Distributed mode for single GPU
TheodorPatrickZ opened this issue · comments
Is it possibile to run itr_flickr as not distributed but on a single gpu?
When running:
python run.py --task "itr_flickr" --dist "gpu0" --output_dir "output/itr_flickr" --checkpoint "4m_base_finetune/itr_flickr/checkpoint_best.pth"
I get:
Training Retrieval Flickr
| distributed init (rank 0): env://
Traceback (most recent call last):
File "Retrieval.py", line 381, in
main(args, config)
File "Retrieval.py", line 215, in main
utils.init_distributed_mode(args)
File "C:\Users..\X-VLM-master\utils_init_.py", line 357, in init_distributed_mode
world_size=args.world_size, rank=args.rank)

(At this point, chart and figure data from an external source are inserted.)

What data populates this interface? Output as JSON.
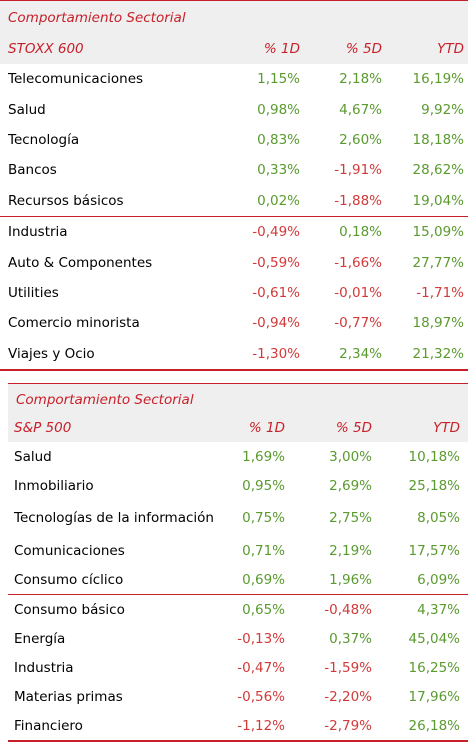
{
  "stoxx": {
    "title": "Comportamiento Sectorial",
    "index": "STOXX 600",
    "col_1d": "% 1D",
    "col_5d": "% 5D",
    "col_ytd": "YTD",
    "rows": [
      {
        "name": "Telecomunicaciones",
        "d1": "1,15%",
        "d5": "2,18%",
        "ytd": "16,19%"
      },
      {
        "name": "Salud",
        "d1": "0,98%",
        "d5": "4,67%",
        "ytd": "9,92%"
      },
      {
        "name": "Tecnología",
        "d1": "0,83%",
        "d5": "2,60%",
        "ytd": "18,18%"
      },
      {
        "name": "Bancos",
        "d1": "0,33%",
        "d5": "-1,91%",
        "ytd": "28,62%"
      },
      {
        "name": "Recursos básicos",
        "d1": "0,02%",
        "d5": "-1,88%",
        "ytd": "19,04%"
      },
      {
        "name": "Industria",
        "d1": "-0,49%",
        "d5": "0,18%",
        "ytd": "15,09%"
      },
      {
        "name": "Auto & Componentes",
        "d1": "-0,59%",
        "d5": "-1,66%",
        "ytd": "27,77%"
      },
      {
        "name": "Utilities",
        "d1": "-0,61%",
        "d5": "-0,01%",
        "ytd": "-1,71%"
      },
      {
        "name": "Comercio minorista",
        "d1": "-0,94%",
        "d5": "-0,77%",
        "ytd": "18,97%"
      },
      {
        "name": "Viajes y Ocio",
        "d1": "-1,30%",
        "d5": "2,34%",
        "ytd": "21,32%"
      }
    ]
  },
  "sp": {
    "title": "Comportamiento Sectorial",
    "index": "S&P 500",
    "col_1d": "% 1D",
    "col_5d": "% 5D",
    "col_ytd": "YTD",
    "rows": [
      {
        "name": "Salud",
        "d1": "1,69%",
        "d5": "3,00%",
        "ytd": "10,18%"
      },
      {
        "name": "Inmobiliario",
        "d1": "0,95%",
        "d5": "2,69%",
        "ytd": "25,18%"
      },
      {
        "name": "Tecnologías de la información",
        "d1": "0,75%",
        "d5": "2,75%",
        "ytd": "8,05%"
      },
      {
        "name": "Comunicaciones",
        "d1": "0,71%",
        "d5": "2,19%",
        "ytd": "17,57%"
      },
      {
        "name": "Consumo cíclico",
        "d1": "0,69%",
        "d5": "1,96%",
        "ytd": "6,09%"
      },
      {
        "name": "Consumo básico",
        "d1": "0,65%",
        "d5": "-0,48%",
        "ytd": "4,37%"
      },
      {
        "name": "Energía",
        "d1": "-0,13%",
        "d5": "0,37%",
        "ytd": "45,04%"
      },
      {
        "name": "Industria",
        "d1": "-0,47%",
        "d5": "-1,59%",
        "ytd": "16,25%"
      },
      {
        "name": "Materias primas",
        "d1": "-0,56%",
        "d5": "-2,20%",
        "ytd": "17,96%"
      },
      {
        "name": "Financiero",
        "d1": "-1,12%",
        "d5": "-2,79%",
        "ytd": "26,18%"
      }
    ]
  },
  "colors": {
    "accent": "#c8202a",
    "positive": "#5a9a2f",
    "negative": "#d23a3a",
    "header_bg": "#efefef"
  }
}
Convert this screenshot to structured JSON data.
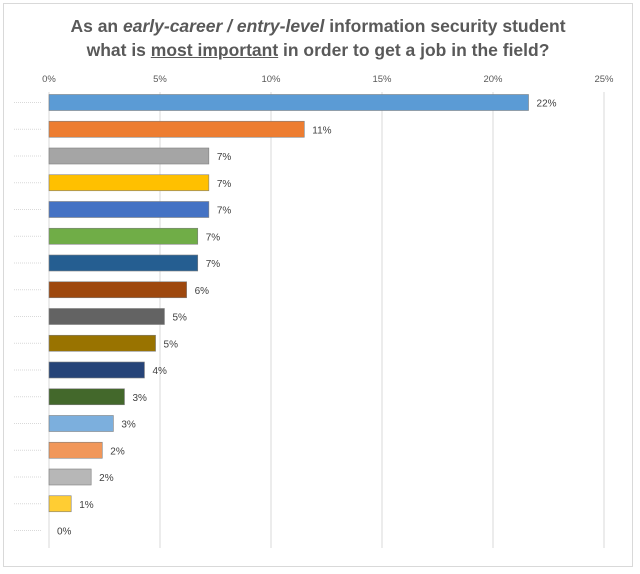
{
  "chart_data": {
    "type": "bar",
    "orientation": "horizontal",
    "title_parts": [
      {
        "text": "As an ",
        "style": "normal"
      },
      {
        "text": "early-career / entry-level",
        "style": "italic"
      },
      {
        "text": " information security student",
        "style": "normal"
      },
      {
        "text": "what is ",
        "style": "normal",
        "newline": true
      },
      {
        "text": "most important",
        "style": "underline"
      },
      {
        "text": " in order to get a job in the field?",
        "style": "normal"
      }
    ],
    "categories": [
      "",
      "",
      "",
      "",
      "",
      "",
      "",
      "",
      "",
      "",
      "",
      "",
      "",
      "",
      "",
      "",
      ""
    ],
    "values": [
      21.6,
      11.5,
      7.2,
      7.2,
      7.2,
      6.7,
      6.7,
      6.2,
      5.2,
      4.8,
      4.3,
      3.4,
      2.9,
      2.4,
      1.9,
      1.0,
      0.0
    ],
    "data_labels": [
      "22%",
      "11%",
      "7%",
      "7%",
      "7%",
      "7%",
      "7%",
      "6%",
      "5%",
      "5%",
      "4%",
      "3%",
      "3%",
      "2%",
      "2%",
      "1%",
      "0%"
    ],
    "colors": [
      "#5b9bd5",
      "#ed7d31",
      "#a5a5a5",
      "#ffc000",
      "#4472c4",
      "#70ad47",
      "#255e91",
      "#9e480e",
      "#636363",
      "#997300",
      "#264478",
      "#43682b",
      "#7cafdd",
      "#f1975a",
      "#b7b7b7",
      "#ffcd33",
      "#698ed0"
    ],
    "xlim": [
      0,
      25
    ],
    "xticks": [
      0,
      5,
      10,
      15,
      20,
      25
    ],
    "xtick_labels": [
      "0%",
      "5%",
      "10%",
      "15%",
      "20%",
      "25%"
    ],
    "x_axis_position": "top",
    "grid": "vertical",
    "legend": "none"
  }
}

File "C:\Users..\AppData\Local\Programs\Python\Python37\lib\site-packages\torch\distributed\distributed_c10d.py", line 434, in init_process_group
init_method, rank, world_size, timeout=timeout
File "C:\Users..\AppData\Local\Programs\Python\Python37\lib\site-packages\torch\distributed\rendezvous.py", line 82, in rendezvous
raise RuntimeError("No rendezvous handler for {}://".format(result.scheme))
RuntimeError: No rendezvous handler for env://
Hi,
Our code can run on a single gpu by specifying --dist "gpu0".
I didn't get this error and also have no idea. Sorry.
Got it running after looking at it again the next day, thanks for the fast response!